System

smartmontools

Monitor and control storage system S.M.A.R.T. data.

smartdiskmonitoringhealthstorage

Additional Notes

smartmontools is a package of utilities for monitoring storage device health using the S.M.A.R.T. (Self-Monitoring, Analysis and Reporting Technology) system. The two primary commands are smartctl (command-line query and control) and smartd (background daemon for proactive monitoring). S.M.A.R.T. is built into most modern ATA/SATA, SCSI/SAS, and NVMe drives.

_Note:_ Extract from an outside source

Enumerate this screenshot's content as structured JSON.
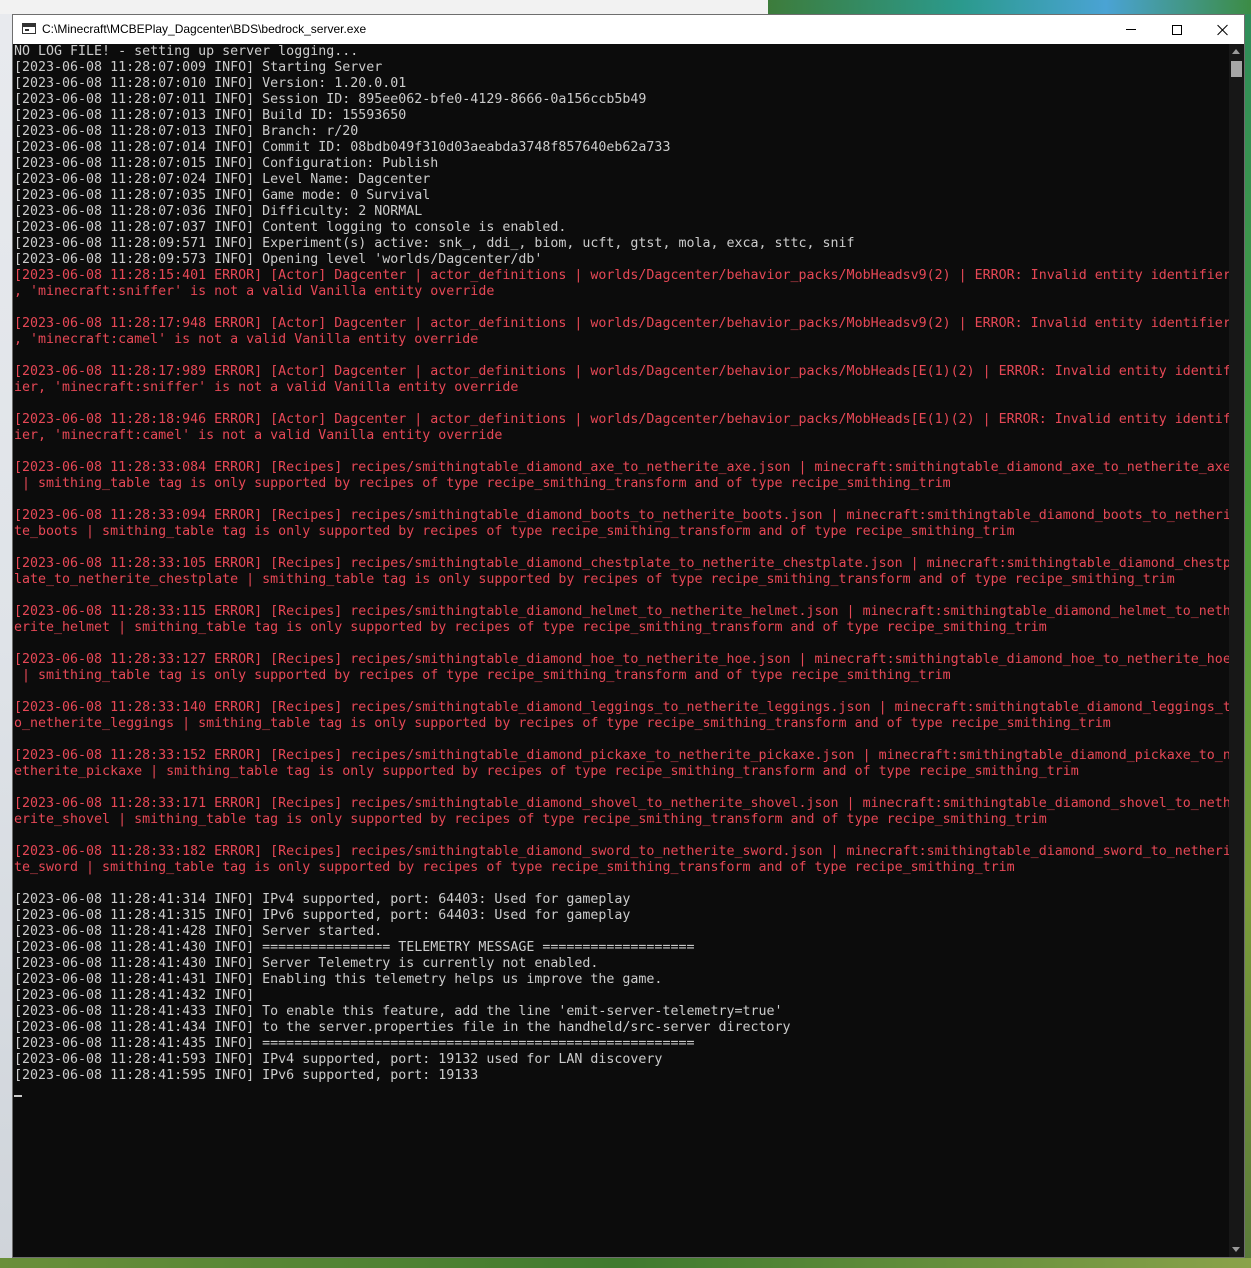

S.M.A.R.T. monitors various drive attributes such as reallocated sector counts, spin-up time, temperature, error rates, and power-on hours. By tracking these attributes over time, imminent drive failures can often be predicted before data loss occurs. The daemon smartd can be configured to send email alerts or run scripts when thresholds are exceeded.

Syntax

smartctl [options] device
smartd [options]

Parameters

  • device: The storage device path, e.g., /dev/sda, /dev/nvme0.

Common Options (smartctl)

  • -i, --info: Display device identity information (model, serial, firmware, version).
  • -H, --health: Show a brief health status (PASSED or FAILED).
  • -A, --attributes: Display all S.M.A.R.T. attributes and their values.
  • -a, --all: Show all S.M.A.R.T. information for the device.
  • -l error: Show the error log.
  • -l selftest: Show the self-test log.
  • -t short: Run a short self-test in background.
  • -t long: Run a long/extended self-test in background.
  • -t conveyance: Run a conveyance self-test (quick check after transport).
  • -c, --capabilities: Show device S.M.A.R.T. capabilities and self-test status.
  • -s on/off: Enable or disable S.M.A.R.T. on the device.
  • -x, --xall: Show extensive information including vendor-specific details.
  • -d type: Specify the device type (ata, scsi, nvme, sat, usbprolific, etc.).

Common Options (smartd)

  • -d, --debug: Run in debug mode (foreground, no daemonization).
  • -i, --interval N: Set the check interval in seconds (default: 1800).
  • -A prefix, --attributelog prefix: Log attribute changes to files.
  • -q, --quiet: Suppress log messages during normal operation.
  • -p pidfile: Specify a PID file location.
  • -s, --savestates prefix: Save device states to files.

Examples

smartctl -i /dev/sda

Show identity information for /dev/sda.

smartctl -H /dev/nvme0n1

Check the health status of an NVMe drive.

smartctl -A /dev/sda

Display all S.M.A.R.T. attributes for /dev/sda.

smartctl -a /dev/sdb > smart_sdb.txt

Save all S.M.A.R.T. information for /dev/sdb to a file.

smartctl -t long /dev/sda

Start a long self-test on /dev/sda (background, poll with -l selftest).

smartctl -l error /dev/sda

Show the error log, which records past read/write/seek errors.

smartd -d -i 3600

Run smartd in debug mode with a 1-hour check interval.

Key S.M.A.R.T. Attributes

  • Reallocated_Sector_Ct: Sectors that have been remapped to spare areas. Increasing values indicate a failing drive.
  • Current_Pending_Sector: Sectors waiting to be remapped. A sign of instability.
  • Raw_Read_Error_Rate: Frequency of read errors (varies by manufacturer interpretation).
  • Spin_Retry_Count: Number of failed spin-up attempts.
  • Temperature_Celsius: Drive temperature. Sustained high temperatures reduce drive lifespan.
  • Power_On_Hours: Total hours the drive has been powered on.
  • Wear_Leveling_Count (SSD/NVMe): Indicates remaining NAND flash lifetime for SSDs.

Practical Notes

  • S.M.A.R.T. can provide early warning of mechanical failure, but not all failures are predicted (e.g., sudden electronic failure).
  • A "PASSED" health status does not guarantee the drive is healthy; it only means no critical thresholds have been crossed.
  • Monitor Reallocated_Sector_Ct over time; any increase warrants investigation and backup.
  • Run smartctl -t long on new drives to establish a baseline.
  • smartd is configured via /etc/smartd.conf.
  • Enabling S.M.A.R.T. usually requires -s on for ATA drives; most modern drives have it enabled by default.
  • NVMe drives use a different health information format (accessed via NVMe commands).
  • For SSDs, monitor Media_Wearout_Indicator and Percent_Lifetime_Remaining attributes.